Are your investors double dipping in your startup?
I’ve been working with a number of small companies this year. I’m on a mission to help CEOs, especially women, figure out how to grow their businesses, manage their investors and boards and to create a level playing field for themselves.
But as I have spoken to some of these CEOs I’ve seen several data points which are very worrying, and which I hope don’t make a line! These data points are investors putting money in to companies, and then taking the money back out for services – so effectively reducing the cost of their investment. Double dipping.
For example…. The professional service provider:
This is the case for a small software company, lets call them W. W has developed a software technology to improve building management, and so reduce insurance costs. It wasn’t an easy company to raise money for and in the end the CEO raised from angels, one of whom invested $480k. Nice.
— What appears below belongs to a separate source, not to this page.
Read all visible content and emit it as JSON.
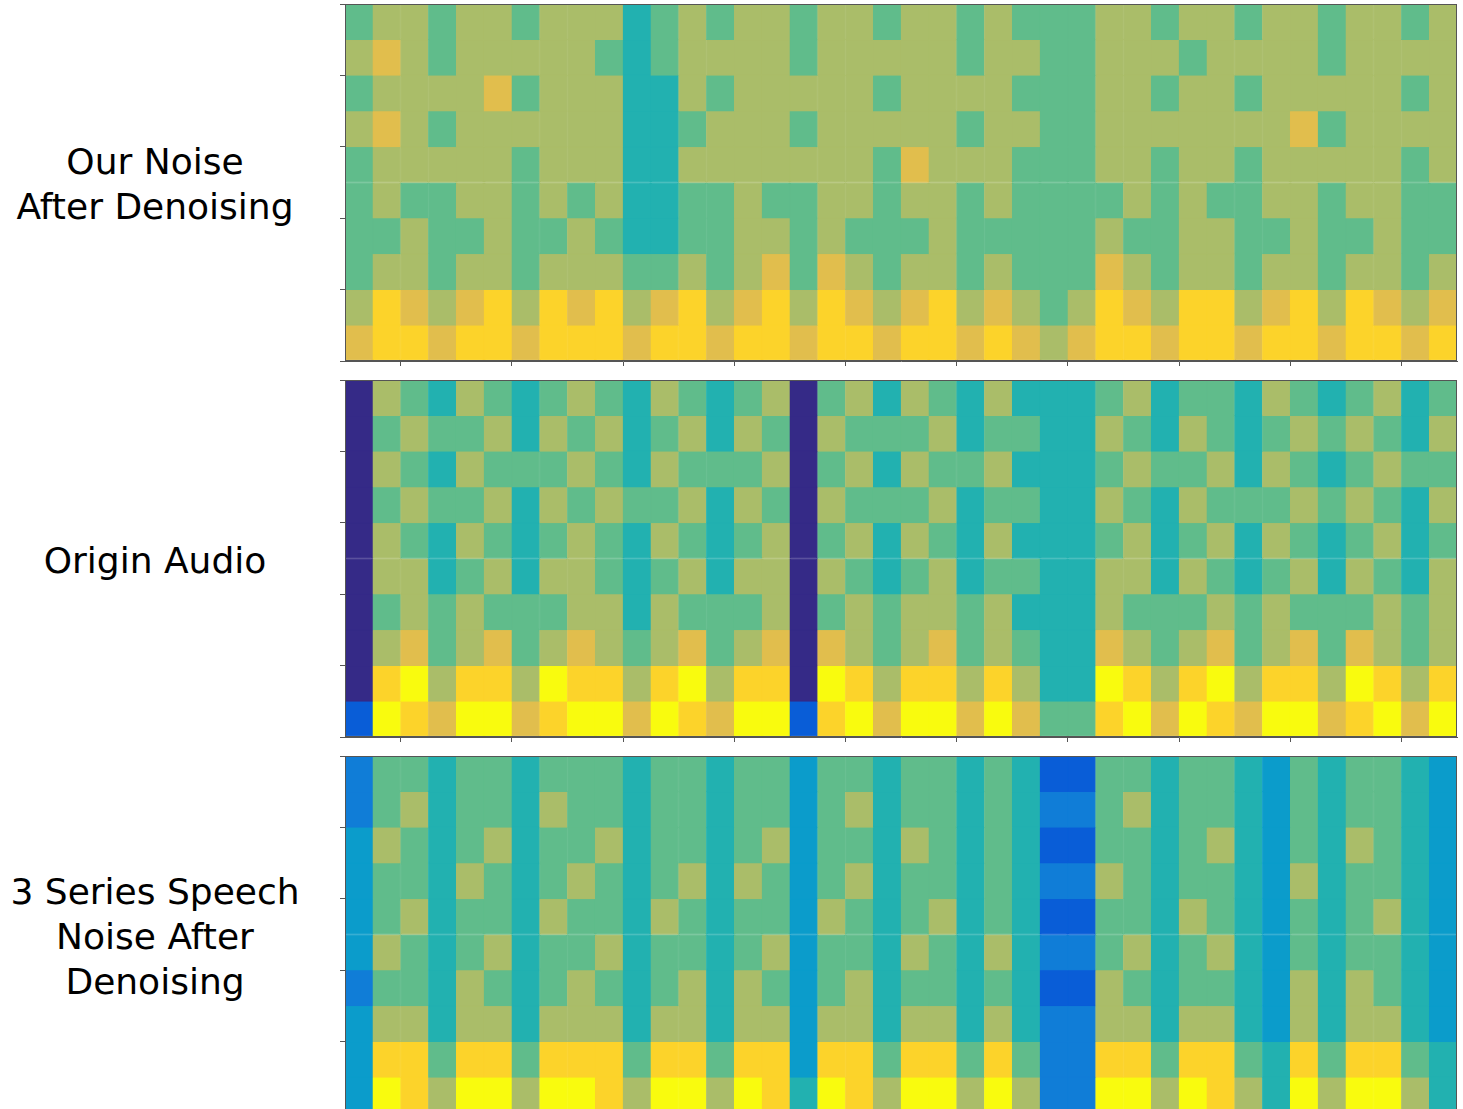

But he then turned around and sold W the development service to create the product from the technology for $490k. He didn’t require it, but it was “expected”. Assume a typical margin of 50% then the service cost for the angel to deliver is $245k and he has a profit of $245k. So he got $480k worth of equity in W for $235k. And to make matters worse, when the product delivery was not to the satisfaction of the CEO she found it very difficult to push back on him in the way she would have been able to push back on an independent contractor. It’s awkward to say the least, but I think it’s what in a public company would be called a related transaction – it is simply not independent and so has the potential for conflict of interest.
The investors with a side business:
Another small app company, raised money from an angel group. The angel group has a strategy of creating an ecosystem from their companies, and providing services to them to drive the market adoption. But, unlike the old school VCs like Mayfield and KP, or even the new large scale guys like Andreessen Horowitz, this group turned around and charged the company (which had only raised $1.5M) $11k/month for marketing. That’s $132k per year – which could have been spent on another engineer or a lot more marketing consulting from an independent.
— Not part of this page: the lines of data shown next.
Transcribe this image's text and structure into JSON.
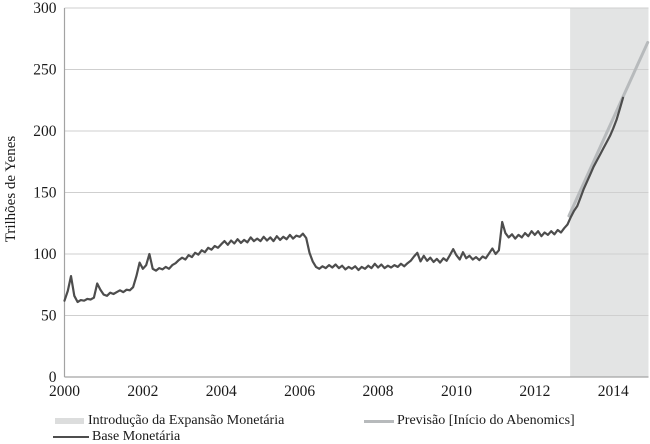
{
  "chart_data": {
    "type": "line",
    "title": "",
    "ylabel": "Trilhões de Yenes",
    "xlabel": "",
    "x_domain": [
      2000,
      2014.9
    ],
    "ylim": [
      0,
      300
    ],
    "x_ticks": [
      2000,
      2002,
      2004,
      2006,
      2008,
      2010,
      2012,
      2014
    ],
    "y_ticks": [
      0,
      50,
      100,
      150,
      200,
      250,
      300
    ],
    "grid": "horizontal",
    "legend_position": "bottom",
    "shaded_region": {
      "label": "Introdução da Expansão Monetária",
      "from": 2012.9,
      "to": 2014.9
    },
    "series": [
      {
        "name": "Base Monetária",
        "start_year": 2000,
        "frequency": "monthly",
        "values": [
          62,
          70,
          82,
          66,
          61,
          62.5,
          62,
          63.5,
          63,
          64.5,
          76,
          71,
          67,
          66,
          68.5,
          67.5,
          69,
          70.5,
          69,
          71,
          70.5,
          73,
          82,
          93,
          88,
          91,
          100,
          88,
          86.5,
          88.5,
          87.5,
          89.5,
          88,
          91,
          92.5,
          95,
          97,
          95.5,
          99,
          97.5,
          101,
          99.5,
          103,
          101.5,
          105,
          103.5,
          106.5,
          105,
          108,
          110.5,
          107.5,
          111,
          108.5,
          112,
          109,
          111.5,
          109.5,
          113.5,
          110.5,
          112.5,
          110.5,
          114,
          111,
          113.5,
          110.5,
          114.5,
          111.5,
          114,
          112,
          115.5,
          112.5,
          115,
          114,
          116.5,
          113,
          101,
          94,
          89.5,
          88,
          90,
          88.5,
          91,
          89,
          91.5,
          88.5,
          90.5,
          87.5,
          89.5,
          88,
          90,
          87,
          89.5,
          88,
          90.5,
          88.5,
          92,
          89,
          91.5,
          88.5,
          90.5,
          89,
          91,
          89.5,
          92,
          90,
          92.5,
          94.5,
          98,
          101,
          94,
          98.5,
          94.5,
          97,
          93.5,
          96,
          93,
          96.5,
          94.5,
          99,
          104,
          99,
          95.5,
          101.5,
          96.5,
          98.5,
          95.5,
          97.5,
          95,
          98,
          96.5,
          100.5,
          104.5,
          100,
          103,
          126,
          117,
          113.5,
          116,
          112.5,
          115.5,
          113.5,
          117,
          114.5,
          118.5,
          115.5,
          118.5,
          114.5,
          117.5,
          115.5,
          118.5,
          116,
          119.5,
          117.5,
          121,
          124,
          130,
          135,
          139,
          146,
          153,
          159,
          165,
          171,
          176,
          181,
          186,
          191,
          196,
          202,
          209,
          218,
          227
        ]
      },
      {
        "name": "Previsão [Início do Abenomics]",
        "points": [
          {
            "x": 2012.87,
            "y": 131
          },
          {
            "x": 2014.88,
            "y": 272
          }
        ]
      }
    ],
    "colors": {
      "base_line": "#4d4d4d",
      "forecast_line": "#b7babc",
      "shade": "#e3e4e4",
      "grid": "#cfcfcf",
      "axis": "#a3a3a3",
      "text": "#1a1a1a"
    }
  },
  "legend": {
    "expansion": "Introdução da Expansão Monetária",
    "base": "Base Monetária",
    "forecast": "Previsão [Início do Abenomics]"
  }
}
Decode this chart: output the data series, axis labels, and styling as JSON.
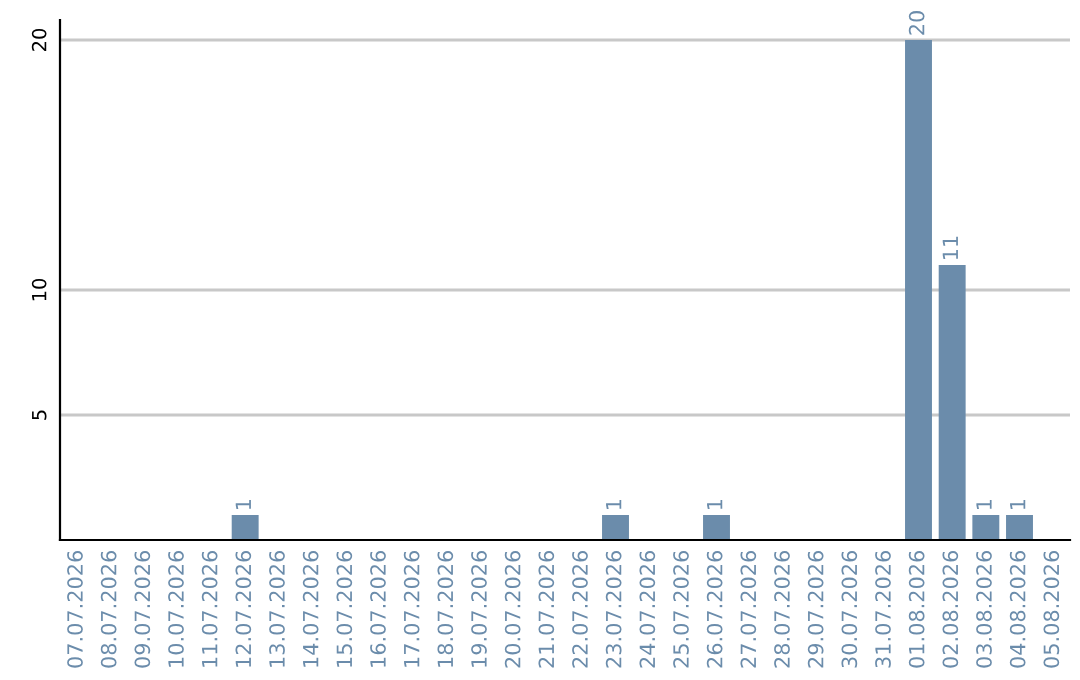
{
  "chart_data": {
    "type": "bar",
    "categories": [
      "07.07.2026",
      "08.07.2026",
      "09.07.2026",
      "10.07.2026",
      "11.07.2026",
      "12.07.2026",
      "13.07.2026",
      "14.07.2026",
      "15.07.2026",
      "16.07.2026",
      "17.07.2026",
      "18.07.2026",
      "19.07.2026",
      "20.07.2026",
      "21.07.2026",
      "22.07.2026",
      "23.07.2026",
      "24.07.2026",
      "25.07.2026",
      "26.07.2026",
      "27.07.2026",
      "28.07.2026",
      "29.07.2026",
      "30.07.2026",
      "31.07.2026",
      "01.08.2026",
      "02.08.2026",
      "03.08.2026",
      "04.08.2026",
      "05.08.2026"
    ],
    "values": [
      0,
      0,
      0,
      0,
      0,
      1,
      0,
      0,
      0,
      0,
      0,
      0,
      0,
      0,
      0,
      0,
      1,
      0,
      0,
      1,
      0,
      0,
      0,
      0,
      0,
      20,
      11,
      1,
      1,
      0
    ],
    "value_labels": [
      null,
      null,
      null,
      null,
      null,
      "1",
      null,
      null,
      null,
      null,
      null,
      null,
      null,
      null,
      null,
      null,
      "1",
      null,
      null,
      "1",
      null,
      null,
      null,
      null,
      null,
      "20",
      "11",
      "1",
      "1",
      null
    ],
    "color": "#6b8cab",
    "ylim": [
      0,
      20.8
    ],
    "yticks": [
      5,
      10,
      20
    ],
    "grid": "y",
    "legend": false
  }
}
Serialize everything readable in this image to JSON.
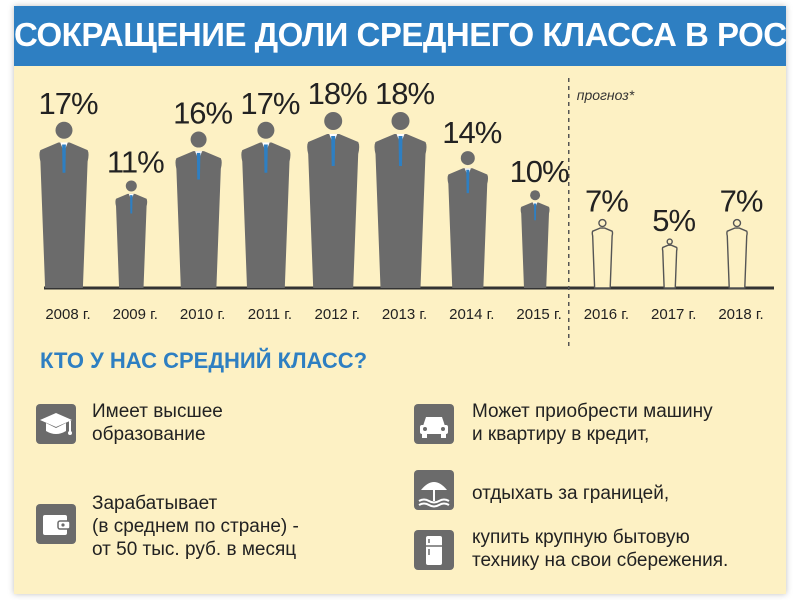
{
  "header": {
    "title": "СОКРАЩЕНИЕ ДОЛИ СРЕДНЕГО КЛАССА В РОССИИ"
  },
  "chart_data": {
    "type": "bar",
    "title": "СОКРАЩЕНИЕ ДОЛИ СРЕДНЕГО КЛАССА В РОССИИ",
    "categories": [
      "2008 г.",
      "2009 г.",
      "2010 г.",
      "2011 г.",
      "2012 г.",
      "2013 г.",
      "2014 г.",
      "2015 г.",
      "2016 г.",
      "2017 г.",
      "2018 г."
    ],
    "series": [
      {
        "values": [
          17,
          11,
          16,
          17,
          18,
          18,
          14,
          10,
          7,
          5,
          7
        ]
      }
    ],
    "value_labels": [
      "17%",
      "11%",
      "16%",
      "17%",
      "18%",
      "18%",
      "14%",
      "10%",
      "7%",
      "5%",
      "7%"
    ],
    "forecast_label": "прогноз*",
    "forecast_categories": [
      "2016 г.",
      "2017 г.",
      "2018 г."
    ],
    "unit": "%",
    "colors": {
      "actual": "#6b6b6b",
      "forecast_outline": "#555555",
      "tie": "#2e7fc2",
      "title_bar": "#2e7fc2",
      "background": "#fdf1c4"
    }
  },
  "info": {
    "heading": "КТО У НАС СРЕДНИЙ КЛАСС?",
    "items": [
      {
        "icon": "graduation-cap-icon",
        "lines": [
          "Имеет высшее",
          "образование"
        ]
      },
      {
        "icon": "wallet-icon",
        "lines": [
          "Зарабатывает",
          "(в среднем по стране) -",
          "от 50 тыс. руб. в месяц"
        ]
      },
      {
        "icon": "car-icon",
        "lines": [
          "Может приобрести машину",
          "и квартиру в кредит,"
        ]
      },
      {
        "icon": "beach-umbrella-icon",
        "lines": [
          "отдыхать за границей,"
        ]
      },
      {
        "icon": "refrigerator-icon",
        "lines": [
          "купить крупную бытовую",
          "технику на свои сбережения."
        ]
      }
    ]
  }
}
The board member who wants a salary:
This time a technology company in the security space. Killer technology, but a turnaround from a prior (not-well-run) incarnation so raising money was hard. In the end money came in from a PE firm. But after the close the PE firm put in an executive chair to “help” and insisted he be paid $180k a year for a few days a week. Now I am supportive of a board deciding a CEO needs some help and adding in an exec chair if the CEO agrees (or even if she doesn’t if it’s really needed) but to pull a salary out of a company that is not profitable is very tough on the company. And in the end it’s not in the best interest of the investors; it doesn’t make sense.
I wonder if I have seen a few outliers and this is not the new normal, or if this is a new trend? Is it a result of the number of angel groups out there who are not professional investors (and so to give them the benefit of the doubt we could assume they don’t realize the impact of what they are doing), is it a result of the tightening of investment (and so they can get away with it) or it is a result of the simply huge number of startups and first time CEOs who can be taken advantage of? If you have an example in your own company inmail me on LinkedIn.
I was once one of five founders in a startup. The angel investor helped us find office space. Turns out he was getting a kickback from the landlord. This continued to ever greater amounts as the business grew and needed more space. The office furniture and equipment was leased from a related company.
Unsurprisingly the startup collapsed. The angel was pulling money out faster than we were making profits.